Net als plantaardige of op insecten gebaseerde polymere materialen, worden nucleïnezuren en eiwitten ook als polymeren beschouwd. Meer specifiek worden ze als biopolymeren beschouwd, omdat ze door organismen worden geproduceerd. Net als andere polymere materialen bestaan nucleïnezuren uit herhaalde moleculaire ketens. De combinaties van deze zuren worden typisch de biopolymereiwitten die worden gebruikt om de meeste organismen te bouwen.
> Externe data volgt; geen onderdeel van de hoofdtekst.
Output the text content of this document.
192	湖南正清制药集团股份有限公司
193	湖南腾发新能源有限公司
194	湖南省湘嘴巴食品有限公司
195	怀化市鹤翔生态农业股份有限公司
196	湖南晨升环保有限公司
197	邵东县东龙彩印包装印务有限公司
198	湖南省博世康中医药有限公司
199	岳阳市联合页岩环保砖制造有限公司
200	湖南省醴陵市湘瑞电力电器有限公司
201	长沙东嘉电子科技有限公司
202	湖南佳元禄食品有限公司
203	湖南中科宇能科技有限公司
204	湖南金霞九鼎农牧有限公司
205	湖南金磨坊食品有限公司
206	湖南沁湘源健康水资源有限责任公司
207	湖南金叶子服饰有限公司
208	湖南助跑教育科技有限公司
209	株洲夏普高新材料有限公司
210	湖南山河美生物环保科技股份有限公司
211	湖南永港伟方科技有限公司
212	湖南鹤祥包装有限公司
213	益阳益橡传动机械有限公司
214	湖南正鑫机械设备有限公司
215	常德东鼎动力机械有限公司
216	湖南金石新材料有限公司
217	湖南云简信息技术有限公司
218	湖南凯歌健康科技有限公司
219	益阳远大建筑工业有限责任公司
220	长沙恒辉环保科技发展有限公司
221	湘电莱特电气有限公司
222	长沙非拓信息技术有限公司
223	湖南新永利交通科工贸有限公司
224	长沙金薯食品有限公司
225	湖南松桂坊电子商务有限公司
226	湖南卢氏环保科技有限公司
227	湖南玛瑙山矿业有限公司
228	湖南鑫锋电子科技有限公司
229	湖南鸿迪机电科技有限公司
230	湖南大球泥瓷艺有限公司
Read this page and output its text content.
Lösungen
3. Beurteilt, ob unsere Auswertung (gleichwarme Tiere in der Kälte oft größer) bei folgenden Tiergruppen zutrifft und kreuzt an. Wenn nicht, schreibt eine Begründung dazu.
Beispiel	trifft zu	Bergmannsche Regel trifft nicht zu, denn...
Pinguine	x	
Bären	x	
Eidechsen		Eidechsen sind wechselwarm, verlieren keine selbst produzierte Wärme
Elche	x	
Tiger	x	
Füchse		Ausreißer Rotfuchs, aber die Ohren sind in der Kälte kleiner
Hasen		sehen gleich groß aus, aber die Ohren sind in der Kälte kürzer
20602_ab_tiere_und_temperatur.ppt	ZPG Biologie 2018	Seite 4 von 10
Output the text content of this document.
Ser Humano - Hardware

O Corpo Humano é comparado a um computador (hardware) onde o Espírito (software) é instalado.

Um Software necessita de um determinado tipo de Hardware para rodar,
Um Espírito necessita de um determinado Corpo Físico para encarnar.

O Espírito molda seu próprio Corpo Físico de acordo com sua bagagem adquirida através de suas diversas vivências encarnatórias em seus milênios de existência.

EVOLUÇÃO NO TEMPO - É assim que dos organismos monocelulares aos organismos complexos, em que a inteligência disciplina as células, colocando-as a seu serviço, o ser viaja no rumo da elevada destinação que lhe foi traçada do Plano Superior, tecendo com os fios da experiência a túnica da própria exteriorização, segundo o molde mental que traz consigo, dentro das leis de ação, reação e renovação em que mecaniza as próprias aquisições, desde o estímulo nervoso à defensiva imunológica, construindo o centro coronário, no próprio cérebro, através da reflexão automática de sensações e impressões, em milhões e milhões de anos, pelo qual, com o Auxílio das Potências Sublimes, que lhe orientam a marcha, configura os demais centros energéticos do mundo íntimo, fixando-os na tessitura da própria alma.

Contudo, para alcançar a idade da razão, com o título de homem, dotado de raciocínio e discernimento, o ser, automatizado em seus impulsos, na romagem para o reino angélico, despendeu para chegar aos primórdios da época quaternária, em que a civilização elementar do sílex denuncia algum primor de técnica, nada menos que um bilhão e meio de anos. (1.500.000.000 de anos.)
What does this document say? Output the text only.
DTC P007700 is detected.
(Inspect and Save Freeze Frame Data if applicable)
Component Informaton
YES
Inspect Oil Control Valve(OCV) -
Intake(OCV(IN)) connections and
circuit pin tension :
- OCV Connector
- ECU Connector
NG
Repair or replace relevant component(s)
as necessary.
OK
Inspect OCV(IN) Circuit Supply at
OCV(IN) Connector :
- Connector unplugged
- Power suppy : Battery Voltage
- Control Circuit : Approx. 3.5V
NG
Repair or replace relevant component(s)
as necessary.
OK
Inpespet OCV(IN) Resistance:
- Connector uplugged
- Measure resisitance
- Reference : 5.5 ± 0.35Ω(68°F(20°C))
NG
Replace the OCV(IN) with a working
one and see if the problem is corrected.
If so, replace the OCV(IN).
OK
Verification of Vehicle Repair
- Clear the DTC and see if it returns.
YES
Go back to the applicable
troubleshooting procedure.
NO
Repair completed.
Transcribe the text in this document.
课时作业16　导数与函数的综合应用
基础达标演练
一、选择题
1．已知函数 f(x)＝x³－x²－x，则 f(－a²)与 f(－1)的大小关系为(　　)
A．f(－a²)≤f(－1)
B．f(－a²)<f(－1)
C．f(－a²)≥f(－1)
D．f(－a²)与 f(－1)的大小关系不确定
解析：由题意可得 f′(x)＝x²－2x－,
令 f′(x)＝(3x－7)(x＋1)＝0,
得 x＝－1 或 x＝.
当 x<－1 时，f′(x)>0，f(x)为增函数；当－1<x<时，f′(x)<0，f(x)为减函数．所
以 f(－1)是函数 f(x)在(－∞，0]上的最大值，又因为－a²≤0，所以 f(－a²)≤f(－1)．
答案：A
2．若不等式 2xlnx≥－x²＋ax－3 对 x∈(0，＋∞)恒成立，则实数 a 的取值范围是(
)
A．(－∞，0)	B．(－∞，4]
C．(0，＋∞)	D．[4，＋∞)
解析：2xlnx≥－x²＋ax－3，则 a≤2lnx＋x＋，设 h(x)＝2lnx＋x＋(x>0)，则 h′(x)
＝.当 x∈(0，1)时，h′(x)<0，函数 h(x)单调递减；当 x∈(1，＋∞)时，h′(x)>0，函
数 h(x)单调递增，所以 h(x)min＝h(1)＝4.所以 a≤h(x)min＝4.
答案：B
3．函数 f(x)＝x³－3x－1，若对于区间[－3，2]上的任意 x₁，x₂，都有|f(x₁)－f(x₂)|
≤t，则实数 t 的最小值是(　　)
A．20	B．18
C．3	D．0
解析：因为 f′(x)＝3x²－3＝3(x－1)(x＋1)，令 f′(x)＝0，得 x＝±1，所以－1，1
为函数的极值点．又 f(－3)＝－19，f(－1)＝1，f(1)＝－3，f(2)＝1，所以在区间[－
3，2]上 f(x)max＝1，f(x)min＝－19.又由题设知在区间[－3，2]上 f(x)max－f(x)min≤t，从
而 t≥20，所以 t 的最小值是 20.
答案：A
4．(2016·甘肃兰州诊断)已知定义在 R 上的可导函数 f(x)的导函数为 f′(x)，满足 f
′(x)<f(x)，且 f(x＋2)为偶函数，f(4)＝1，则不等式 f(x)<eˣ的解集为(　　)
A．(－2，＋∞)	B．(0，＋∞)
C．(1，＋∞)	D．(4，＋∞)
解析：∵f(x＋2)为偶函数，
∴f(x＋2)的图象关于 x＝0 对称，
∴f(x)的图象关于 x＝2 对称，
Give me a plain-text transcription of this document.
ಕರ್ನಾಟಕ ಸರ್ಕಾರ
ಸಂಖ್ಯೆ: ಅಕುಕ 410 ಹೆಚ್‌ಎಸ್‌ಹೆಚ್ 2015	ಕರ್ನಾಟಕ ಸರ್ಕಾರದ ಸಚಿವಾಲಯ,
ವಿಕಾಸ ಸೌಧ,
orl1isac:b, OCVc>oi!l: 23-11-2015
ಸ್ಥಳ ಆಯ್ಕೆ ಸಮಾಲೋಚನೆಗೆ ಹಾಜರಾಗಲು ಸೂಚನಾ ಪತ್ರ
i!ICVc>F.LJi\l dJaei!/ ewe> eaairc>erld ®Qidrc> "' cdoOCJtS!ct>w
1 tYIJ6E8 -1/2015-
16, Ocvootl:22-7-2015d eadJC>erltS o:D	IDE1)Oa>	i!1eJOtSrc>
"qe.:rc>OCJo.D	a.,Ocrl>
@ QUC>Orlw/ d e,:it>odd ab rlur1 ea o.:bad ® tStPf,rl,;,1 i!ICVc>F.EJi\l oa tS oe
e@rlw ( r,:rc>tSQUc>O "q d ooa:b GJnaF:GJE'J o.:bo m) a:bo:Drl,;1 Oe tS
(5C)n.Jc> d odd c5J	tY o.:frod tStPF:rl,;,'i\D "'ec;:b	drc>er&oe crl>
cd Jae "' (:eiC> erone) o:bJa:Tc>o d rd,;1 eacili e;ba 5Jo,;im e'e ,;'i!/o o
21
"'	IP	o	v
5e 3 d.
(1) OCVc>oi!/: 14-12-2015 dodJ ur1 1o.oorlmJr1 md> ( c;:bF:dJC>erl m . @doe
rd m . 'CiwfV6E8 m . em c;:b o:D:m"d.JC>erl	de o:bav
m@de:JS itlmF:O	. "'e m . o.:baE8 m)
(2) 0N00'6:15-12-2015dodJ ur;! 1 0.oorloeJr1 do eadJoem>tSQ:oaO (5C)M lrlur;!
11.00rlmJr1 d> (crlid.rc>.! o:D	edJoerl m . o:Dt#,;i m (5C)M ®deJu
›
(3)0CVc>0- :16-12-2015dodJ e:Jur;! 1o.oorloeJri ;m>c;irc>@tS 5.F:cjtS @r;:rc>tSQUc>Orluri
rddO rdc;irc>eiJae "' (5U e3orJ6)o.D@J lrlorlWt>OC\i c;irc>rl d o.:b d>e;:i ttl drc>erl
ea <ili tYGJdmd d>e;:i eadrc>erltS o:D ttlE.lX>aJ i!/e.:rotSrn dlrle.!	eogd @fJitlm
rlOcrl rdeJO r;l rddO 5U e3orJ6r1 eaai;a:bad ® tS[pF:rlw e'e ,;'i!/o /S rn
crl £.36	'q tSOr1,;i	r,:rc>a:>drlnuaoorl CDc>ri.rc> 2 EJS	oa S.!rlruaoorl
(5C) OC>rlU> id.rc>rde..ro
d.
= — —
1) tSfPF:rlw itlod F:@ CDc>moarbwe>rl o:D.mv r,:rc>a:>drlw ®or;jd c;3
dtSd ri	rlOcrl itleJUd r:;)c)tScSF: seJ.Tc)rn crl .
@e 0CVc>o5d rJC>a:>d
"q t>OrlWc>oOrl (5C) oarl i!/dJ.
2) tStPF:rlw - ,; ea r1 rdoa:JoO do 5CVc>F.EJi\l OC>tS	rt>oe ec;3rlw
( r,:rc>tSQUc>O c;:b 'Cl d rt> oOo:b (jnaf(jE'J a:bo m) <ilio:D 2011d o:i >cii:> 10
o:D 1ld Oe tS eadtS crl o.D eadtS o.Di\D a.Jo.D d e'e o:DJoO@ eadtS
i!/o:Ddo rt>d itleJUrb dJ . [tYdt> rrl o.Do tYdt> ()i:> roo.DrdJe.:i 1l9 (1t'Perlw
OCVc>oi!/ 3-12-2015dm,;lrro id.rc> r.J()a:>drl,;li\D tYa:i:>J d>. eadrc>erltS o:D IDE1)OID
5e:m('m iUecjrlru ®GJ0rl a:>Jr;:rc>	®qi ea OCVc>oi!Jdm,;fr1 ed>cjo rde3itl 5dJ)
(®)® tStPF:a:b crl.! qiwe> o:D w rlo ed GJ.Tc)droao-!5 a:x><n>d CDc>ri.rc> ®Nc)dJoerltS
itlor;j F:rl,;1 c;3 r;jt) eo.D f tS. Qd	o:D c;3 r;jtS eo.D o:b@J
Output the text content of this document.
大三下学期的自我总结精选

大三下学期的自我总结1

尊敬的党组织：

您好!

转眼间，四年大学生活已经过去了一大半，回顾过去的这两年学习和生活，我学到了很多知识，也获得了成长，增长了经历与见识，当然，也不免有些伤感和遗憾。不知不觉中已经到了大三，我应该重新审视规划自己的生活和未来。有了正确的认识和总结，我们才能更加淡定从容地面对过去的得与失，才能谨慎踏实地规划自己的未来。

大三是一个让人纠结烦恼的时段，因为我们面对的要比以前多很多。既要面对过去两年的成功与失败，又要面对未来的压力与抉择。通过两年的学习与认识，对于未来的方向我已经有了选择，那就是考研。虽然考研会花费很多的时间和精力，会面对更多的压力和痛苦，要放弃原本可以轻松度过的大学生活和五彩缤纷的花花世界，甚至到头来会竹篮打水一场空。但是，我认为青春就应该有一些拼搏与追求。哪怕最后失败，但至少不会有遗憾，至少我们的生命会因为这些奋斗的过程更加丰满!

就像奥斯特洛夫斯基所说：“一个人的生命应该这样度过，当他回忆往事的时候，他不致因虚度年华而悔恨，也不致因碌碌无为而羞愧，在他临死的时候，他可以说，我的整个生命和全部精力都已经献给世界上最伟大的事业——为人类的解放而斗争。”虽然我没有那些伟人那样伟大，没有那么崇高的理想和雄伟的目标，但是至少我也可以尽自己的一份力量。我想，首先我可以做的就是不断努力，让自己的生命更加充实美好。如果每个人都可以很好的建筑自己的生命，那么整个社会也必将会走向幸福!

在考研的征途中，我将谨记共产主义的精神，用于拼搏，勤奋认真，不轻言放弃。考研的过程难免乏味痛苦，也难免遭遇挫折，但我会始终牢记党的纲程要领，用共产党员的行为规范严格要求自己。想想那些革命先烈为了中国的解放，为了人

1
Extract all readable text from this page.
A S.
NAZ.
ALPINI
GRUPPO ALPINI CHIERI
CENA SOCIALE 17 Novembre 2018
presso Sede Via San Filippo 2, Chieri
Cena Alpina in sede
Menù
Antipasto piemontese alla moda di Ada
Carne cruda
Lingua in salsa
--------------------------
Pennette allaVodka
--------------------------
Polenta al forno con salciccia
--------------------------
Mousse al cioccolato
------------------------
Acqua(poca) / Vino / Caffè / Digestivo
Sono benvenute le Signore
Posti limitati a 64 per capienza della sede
Siliconen daarentegen worden beschouwd als synthetische polymere materialen die typisch bestaan uit silicium gecombineerd met koolstof, zuurstof of waterstof om nieuwe materialen te maken. Deze polymeren hebben veel toepassingen, afhankelijk van de configuratie van de moleculaire keten, maar deze toepassingen kunnen speelgoed, sanitair en smeermiddelen omvatten. Er zijn veel polymeermaterialen gebaseerd op de combinatie van silicium met andere elementen.
Plastic materialen zijn polymeren die organisch gebaseerd kunnen zijn of bijna volledig synthetisch zijn. Polymeermaterialen die als plastic worden beschouwd, worden over het algemeen als belangrijk beschouwd in het moderne leven, en veel materialen en producten zouden niet bestaan zonder plastic materialen. Voorbeelden van deze polymeren kunnen polyvinylchloride (PVC), nylon en polystyreen zijn. De meeste kunststofpolymeermaterialen hebben een hoge moleculaire massa, wat stijfheid en plasticiteit van gerelateerde producten oplevert.